Me gusta este cartel casi vermeeriano que ha usado la distribución cinematográfica en Estados Unidos porque refleja perfectamente lo que contiene la película sin ambages: la pasión compartida de dos personas por la cocina, tanto por la preparación como por la degustación. En ella se fundamenta tanto las debilidades como las fortalezas de la película.
Para los que disfrutamos visitando los mercados o poniéndonos manos a la obra en una cocina, la película es un festival. Los primeros veinte o treinta minutos apenas hay diálogos y es una continua descripción visual de la preparación de los distintos platos que se van a servir. Como no soy objetivo en este aspecto, la escena me pareció deslumbrante, creada con una pericia cinematográfica encomiable y reveladora de los usos culinarios de finales del siglo XIX. Supongo que a quienes no les interese la cocina la escena le parecerá, por el contrario, cansina y morosa; es algo que yo no podría juzgar, porque disfruté como un niño viendo el cuidado y mimo que todos ponían hasta en los más nimios detalles de la elaboración culinaria.

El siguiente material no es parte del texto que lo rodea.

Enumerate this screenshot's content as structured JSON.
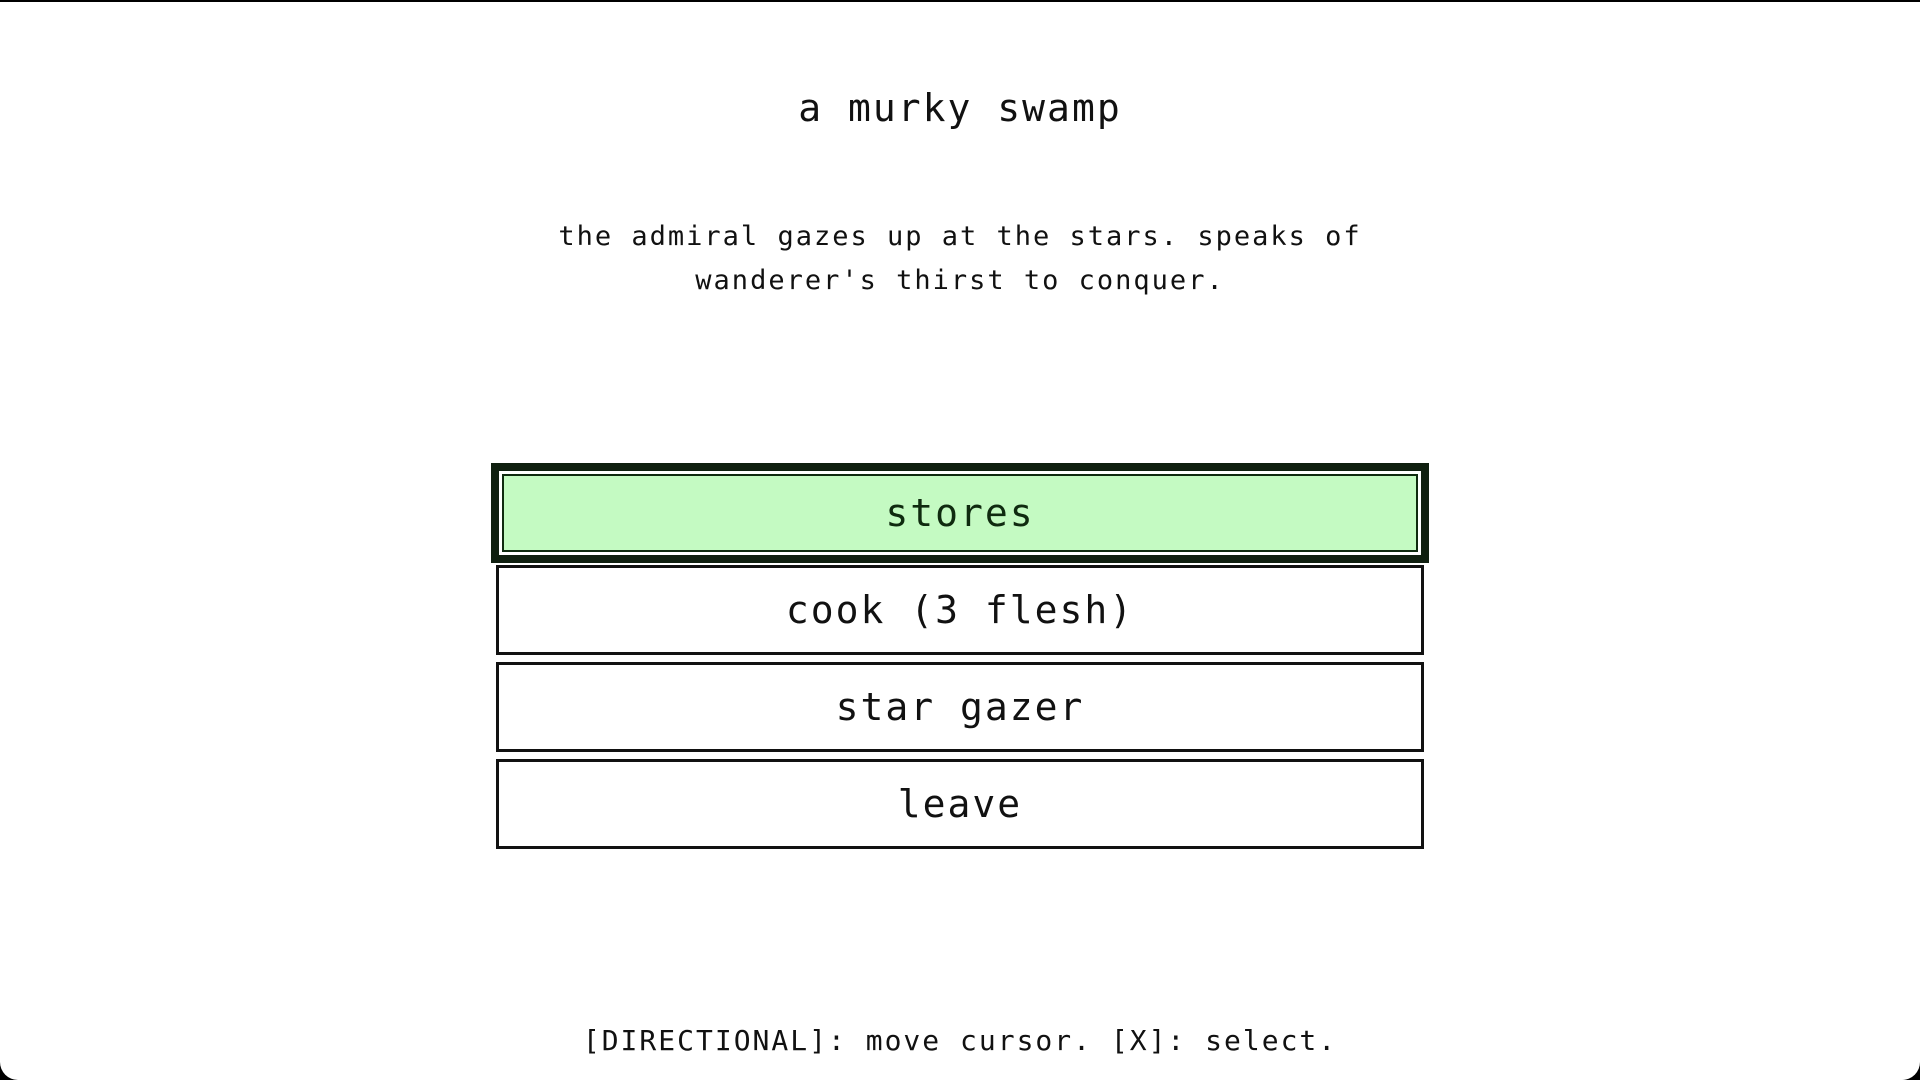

Es la descripción no sólo de la pasión de Dodin Bouffant, sino de la pasión compartida con Eugénie, la cocinera maravillosamente interpretada por Juliette Binoche.

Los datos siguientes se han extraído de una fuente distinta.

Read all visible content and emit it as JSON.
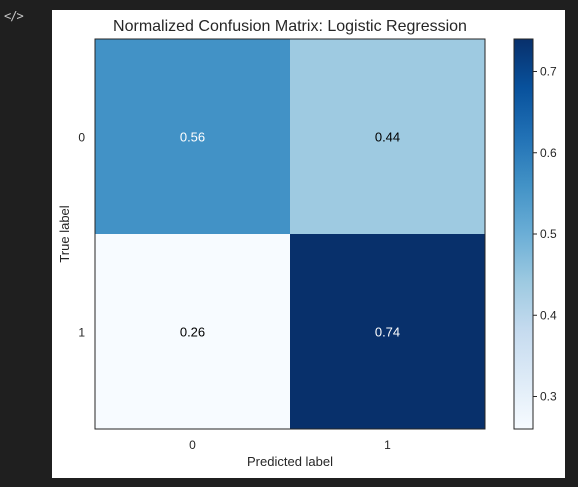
{
  "toolbar": {
    "code_icon_label": "</>",
    "code_icon": "code-icon"
  },
  "chart_data": {
    "type": "heatmap",
    "title": "Normalized Confusion Matrix: Logistic Regression",
    "xlabel": "Predicted label",
    "ylabel": "True label",
    "x_categories": [
      "0",
      "1"
    ],
    "y_categories": [
      "0",
      "1"
    ],
    "values": [
      [
        0.56,
        0.44
      ],
      [
        0.26,
        0.74
      ]
    ],
    "value_labels": [
      [
        "0.56",
        "0.44"
      ],
      [
        "0.26",
        "0.74"
      ]
    ],
    "colormap": "Blues",
    "colorbar": {
      "vmin": 0.26,
      "vmax": 0.74,
      "ticks": [
        0.3,
        0.4,
        0.5,
        0.6,
        0.7
      ],
      "tick_labels": [
        "0.3",
        "0.4",
        "0.5",
        "0.6",
        "0.7"
      ]
    },
    "grid": false
  }
}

Comparativamente, la película se desenvuelve en dirección contraria a El festín de Babette. Mientras allí veíamos primero la pormenorizada descripción de esa comunidad casi ascética en lo más recóndito de una Dinamarca helada que es iluminada por la pericia de -otra vez- una cocinera francesa, en Le pot-au-feu de Dodin Bouffant comenzamos con el frenesí de la preparación de los alimentos para, muy lentamente, empezar a desenvolverse la presencia de los personajes, centrada en esa curiosa relación -entre amorosa y admirativa- del gastrónomo Dodin Bouffant y su cocinera, ambos personajes interpretados con gran talento por Benoît Magimel y Juliette Binoche.

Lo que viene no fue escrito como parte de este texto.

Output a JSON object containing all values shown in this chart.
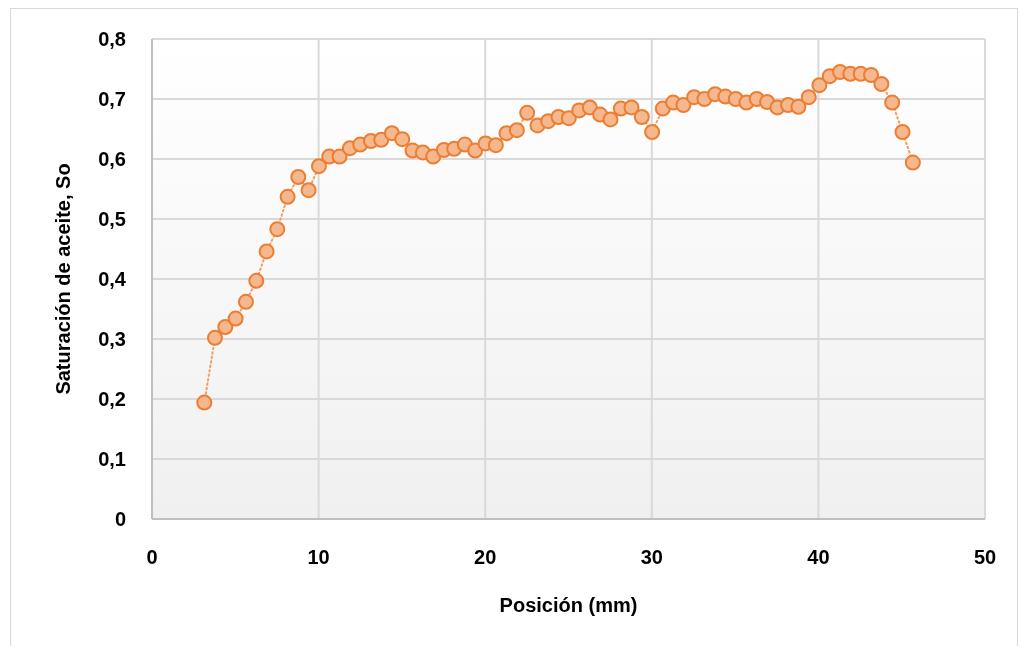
{
  "chart_data": {
    "type": "line",
    "xlabel": "Posición (mm)",
    "ylabel": "Saturación de aceite, So",
    "series": [
      {
        "color": "#ed7d31",
        "x": [
          3.14,
          3.78,
          4.4,
          5.02,
          5.64,
          6.26,
          6.88,
          7.52,
          8.14,
          8.78,
          9.4,
          10.02,
          10.64,
          11.26,
          11.88,
          12.5,
          13.14,
          13.76,
          14.4,
          15.02,
          15.64,
          16.26,
          16.88,
          17.52,
          18.14,
          18.78,
          19.4,
          20.02,
          20.64,
          21.28,
          21.9,
          22.52,
          23.14,
          23.78,
          24.4,
          25.02,
          25.64,
          26.28,
          26.9,
          27.52,
          28.14,
          28.78,
          29.4,
          30.02,
          30.66,
          31.28,
          31.9,
          32.54,
          33.16,
          33.8,
          34.42,
          35.04,
          35.68,
          36.3,
          36.92,
          37.54,
          38.18,
          38.8,
          39.42,
          40.06,
          40.68,
          41.3,
          41.92,
          42.54,
          43.16,
          43.78,
          44.43,
          45.05,
          45.67
        ],
        "values": [
          0.194,
          0.302,
          0.32,
          0.334,
          0.362,
          0.397,
          0.446,
          0.483,
          0.537,
          0.57,
          0.548,
          0.588,
          0.604,
          0.604,
          0.618,
          0.624,
          0.63,
          0.632,
          0.643,
          0.633,
          0.614,
          0.611,
          0.604,
          0.615,
          0.617,
          0.624,
          0.614,
          0.626,
          0.623,
          0.643,
          0.648,
          0.677,
          0.656,
          0.663,
          0.67,
          0.668,
          0.681,
          0.686,
          0.674,
          0.666,
          0.684,
          0.686,
          0.67,
          0.645,
          0.684,
          0.694,
          0.69,
          0.703,
          0.7,
          0.708,
          0.704,
          0.7,
          0.694,
          0.7,
          0.695,
          0.686,
          0.69,
          0.687,
          0.703,
          0.723,
          0.738,
          0.745,
          0.742,
          0.742,
          0.74,
          0.725,
          0.694,
          0.645,
          0.594
        ]
      }
    ],
    "xlim": [
      0,
      50
    ],
    "xticks": [
      0,
      10,
      20,
      30,
      40,
      50
    ],
    "ylim": [
      0,
      0.8
    ],
    "yticks": [
      0,
      {
        "value": 0.1,
        "label": "0,1"
      },
      {
        "value": 0.2,
        "label": "0,2"
      },
      {
        "value": 0.3,
        "label": "0,3"
      },
      {
        "value": 0.4,
        "label": "0,4"
      },
      {
        "value": 0.5,
        "label": "0,5"
      },
      {
        "value": 0.6,
        "label": "0,6"
      },
      {
        "value": 0.7,
        "label": "0,7"
      },
      {
        "value": 0.8,
        "label": "0,8"
      }
    ],
    "grid": true,
    "marker": "circle",
    "line_style": "dotted"
  }
}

Junto a ello no podía faltar la descripción admirativa de los campos franceses, de su increíble fertilidad y variedad, de la belleza de sus veranos y primaveras, de las distintos ciclos de una cocina adaptada al ritmo de las cosechas. Son personas, creo, no devoradas por una pasión, sino felices de compartir una vocación, una ilusión que se materializa entre fogones y cacerolas desde perspectivas diferentes: la viveza y placer de Dodin Bouffant y la humildad y sencillez de Eugénie. En ese aspecto, es una expresión de una de las más admirables habilidades de los seres humanos, capaces de convertir una necesidad en un arte.
Si les gusta la cocina, cita inexcusable. Y si Francia es su debilidad inconfesable, cita inexcusable.